Kaybettiğin her dakika için sorumlusun.
– Yabancı dile önem ver ve konuşmaya yönelik adımlar at.
– Bir program/yazılım dili öğren. (İnternette yüzlerce video dersler mevcut. Java, Python,
C++, Photoshop vb)

Bu maddelerin sayısını kendin artırabilirsin.

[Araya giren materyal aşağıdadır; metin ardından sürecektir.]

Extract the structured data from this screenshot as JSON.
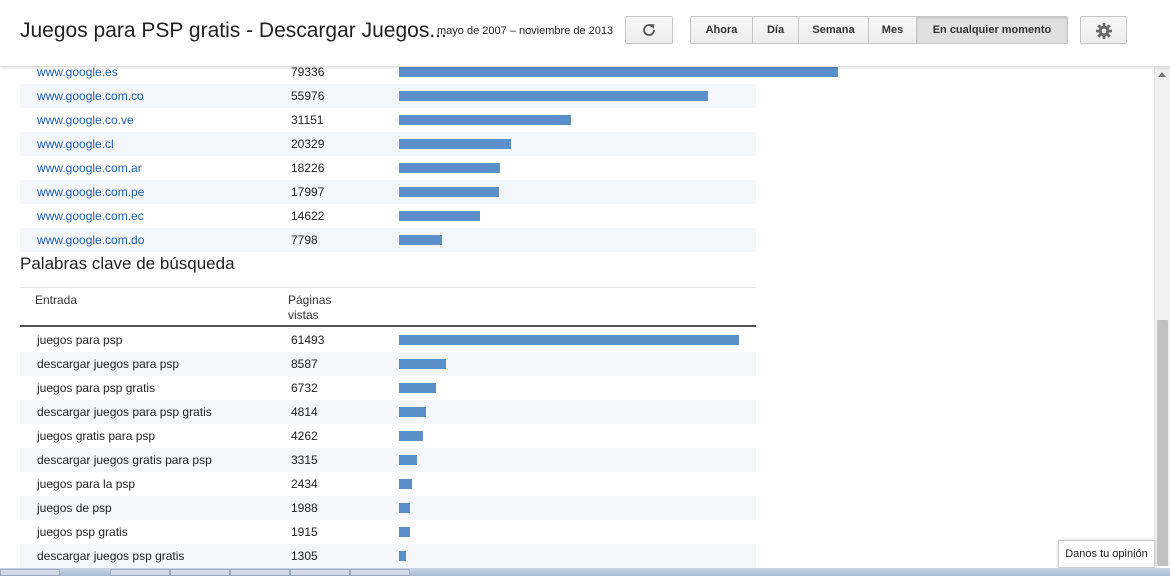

Daha da fazlasını yapacağına inanıyorum.
Bilim, eğitim, teknoloji ve inovasyon alanlarında niye dünyaya bir şeyler sunmayasın!

Teknolojik, bilimsel, sosyal, ekonomik, kültürel alanlarda yeniliklerin öncüsü neden sen olmayasın!

Yapabilirsin.

Bir okyanusa açılıyorsun.
Unutma: Pusulası olmayan bir gemiye hiçbir rüzgâr yardım etmez.
Yolun açık olsun!

Cemal Alçık

* Bu yazı 16 Ekim 2017’de Hürriyet Gazetesinde yayımlanmıştır.